SUN ROOF: Solyndra's cylindrical solar modules, pictured here in Fremont, Calif., helped maximize power output from flat roofs but struggled to compete with the low price of silicon photovoltaics. Image: Courtesy of Solyndra
Entrepreneur is just a fancy French word for a salesman, and a sales pitch isn't necessarily constrained by the laws of physics or economics. These folks don't so much have a business as an argument—or a business proposition as the cliché goes. Chris Gronet, the founder of Gronet Industries which became Solyndra and, more recently, defunct, was one such entrepreneur who visited the offices of Scientific American in the fall of 2008.

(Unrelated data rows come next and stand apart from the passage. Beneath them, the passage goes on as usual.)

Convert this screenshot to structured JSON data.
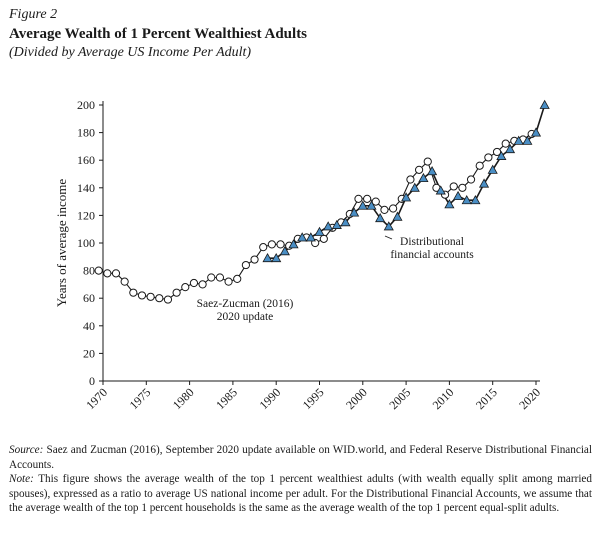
{
  "header": {
    "figure_label": "Figure 2",
    "title": "Average Wealth of 1 Percent Wealthiest Adults",
    "subtitle": "(Divided by Average US Income Per Adult)"
  },
  "chart_data": {
    "type": "line",
    "ylabel": "Years of average income",
    "xlabel": "",
    "xlim": [
      1970,
      2020
    ],
    "ylim": [
      0,
      200
    ],
    "x_ticks": [
      1970,
      1975,
      1980,
      1985,
      1990,
      1995,
      2000,
      2005,
      2010,
      2015,
      2020
    ],
    "y_ticks": [
      0,
      20,
      40,
      60,
      80,
      100,
      120,
      140,
      160,
      180,
      200
    ],
    "grid": false,
    "series": [
      {
        "name": "Saez-Zucman (2016) 2020 update",
        "marker": "circle",
        "color": "#1a1a1a",
        "points": [
          [
            1969.5,
            80
          ],
          [
            1970.5,
            78
          ],
          [
            1971.5,
            78
          ],
          [
            1972.5,
            72
          ],
          [
            1973.5,
            64
          ],
          [
            1974.5,
            62
          ],
          [
            1975.5,
            61
          ],
          [
            1976.5,
            60
          ],
          [
            1977.5,
            59
          ],
          [
            1978.5,
            64
          ],
          [
            1979.5,
            68
          ],
          [
            1980.5,
            71
          ],
          [
            1981.5,
            70
          ],
          [
            1982.5,
            75
          ],
          [
            1983.5,
            75
          ],
          [
            1984.5,
            72
          ],
          [
            1985.5,
            74
          ],
          [
            1986.5,
            84
          ],
          [
            1987.5,
            88
          ],
          [
            1988.5,
            97
          ],
          [
            1989.5,
            99
          ],
          [
            1990.5,
            99
          ],
          [
            1991.5,
            98
          ],
          [
            1992.5,
            103
          ],
          [
            1993.5,
            104
          ],
          [
            1994.5,
            100
          ],
          [
            1995.5,
            103
          ],
          [
            1996.5,
            111
          ],
          [
            1997.5,
            115
          ],
          [
            1998.5,
            121
          ],
          [
            1999.5,
            132
          ],
          [
            2000.5,
            132
          ],
          [
            2001.5,
            130
          ],
          [
            2002.5,
            124
          ],
          [
            2003.5,
            125
          ],
          [
            2004.5,
            132
          ],
          [
            2005.5,
            146
          ],
          [
            2006.5,
            153
          ],
          [
            2007.5,
            159
          ],
          [
            2008.5,
            140
          ],
          [
            2009.5,
            135
          ],
          [
            2010.5,
            141
          ],
          [
            2011.5,
            140
          ],
          [
            2012.5,
            146
          ],
          [
            2013.5,
            156
          ],
          [
            2014.5,
            162
          ],
          [
            2015.5,
            166
          ],
          [
            2016.5,
            172
          ],
          [
            2017.5,
            174
          ],
          [
            2018.5,
            175
          ],
          [
            2019.5,
            179
          ]
        ]
      },
      {
        "name": "Distributional financial accounts",
        "marker": "triangle",
        "color": "#4a8ec4",
        "points": [
          [
            1989,
            89
          ],
          [
            1990,
            89
          ],
          [
            1991,
            94
          ],
          [
            1992,
            99
          ],
          [
            1993,
            104
          ],
          [
            1994,
            104
          ],
          [
            1995,
            108
          ],
          [
            1996,
            112
          ],
          [
            1997,
            113
          ],
          [
            1998,
            115
          ],
          [
            1999,
            122
          ],
          [
            2000,
            127
          ],
          [
            2001,
            127
          ],
          [
            2002,
            118
          ],
          [
            2003,
            112
          ],
          [
            2004,
            119
          ],
          [
            2005,
            133
          ],
          [
            2006,
            140
          ],
          [
            2007,
            147
          ],
          [
            2008,
            152
          ],
          [
            2009,
            138
          ],
          [
            2010,
            128
          ],
          [
            2011,
            134
          ],
          [
            2012,
            131
          ],
          [
            2013,
            131
          ],
          [
            2014,
            143
          ],
          [
            2015,
            153
          ],
          [
            2016,
            163
          ],
          [
            2017,
            168
          ],
          [
            2018,
            174
          ],
          [
            2019,
            174
          ],
          [
            2020,
            180
          ],
          [
            2021,
            200
          ]
        ]
      }
    ],
    "annotations": [
      {
        "id": "dfa",
        "lines": [
          "Distributional",
          "financial accounts"
        ]
      },
      {
        "id": "sz",
        "lines": [
          "Saez-Zucman (2016)",
          "2020 update"
        ]
      }
    ]
  },
  "notes": {
    "source_label": "Source:",
    "source_text": " Saez and Zucman (2016), September 2020 update available on WID.world, and Federal Reserve Distributional Financial Accounts.",
    "note_label": "Note:",
    "note_text": " This figure shows the average wealth of the top 1 percent wealthiest adults (with wealth equally split among married spouses), expressed as a ratio to average US national income per adult. For the Distributional Financial Accounts, we assume that the average wealth of the top 1 percent households is the same as the average wealth of the top 1 percent equal-split adults."
  }
}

Much as Gronet's business alma mater Applied Materials has learned to perfect technological processes such as thermal processing at high speed, this entrepreneur had learned to perfect his rapid patter—and to leave nothing out of place, whether the perfectly parted hair that remained undisturbed by the palpable downdraft of the ventilation system or the thank you e-mail sent the day after the meeting. Like most good, green entrepreneurs, he took a dash of optimism about the bright, clean future for solar energy and paired it with a dose of reality about continuing high prices for the purified silicon at the core of a photovoltaic (PV) device.
Interactive by Krista Fuentes. Photo of photovoltaic array at Oberlin College courtesy of Robb Williamson
He also had a slogan—"the new shape of solar"—that encapsulated the idea, much as a cylinder of glass encapsulated the thin-film semiconducting material that made Gronet's solar tubes work. The shape even fed into the name—Solyndra—as well as promising half the installation cost in one third of the time, enabling "grid parity" (that is, a price competitive with electricity from fossil fuel–fired power plants) at some imminent date for the first time in the history of solar power. In the meantime, with feed-in tariffs in Germany and Spain as high as 44 euro cents per kilowatt-hour, "we do great," Gronet said.
But wait, there's more. On roofs that didn't line up with the sun's path across the sky, the cylindrical nature of the solar module allowed owners to get more power off the roof by capturing diffuse or reflected light. The panels did not require heavy racks that anchored deep in the roof for support but rather lay flat and spaced out to allow wind to flow through them, allowing them to withstand gusts up to 210 kilometers per hour as demonstrated during a test installation in Florida that survived a tropical storm. That also allowed more of the panels to fit on any given roof. "By covering the 30 billion square feet of large, flat roofs in the U.S. alone, Solyndra's new design has the ability to meaningfully impact the world's energy needs," Gronet wrote in that thank-you email. "Conventional flat PV solar panels are not optimized for large commercial rooftops."
German photovoltaic installers such as Munich-based Phoenix Solar AG loved the cylindrical devices, committing $615 million to purchase some of them. "We simply do not need any supporting structures or ballasts or roof penetrations," Phoenix's chief technology officer, Manfred Bachler, explained in 2008. "We see significant cost-savings."
But Solyndra was always a dicey technology proposition: Take a temperamental semiconducting film that must be perfectly applied at high speed and pair it with a shape that is both hard to manufacture and ship. Voilà: a cylindrical solar cell that could either be a game-changer or a money-loser. "Some claims do not sound true," said environmental engineer Vasilis Fthenakis, a senior scientist at Brookhaven National Laboratory's National Photovoltaics Environmental Research Center, in 2008.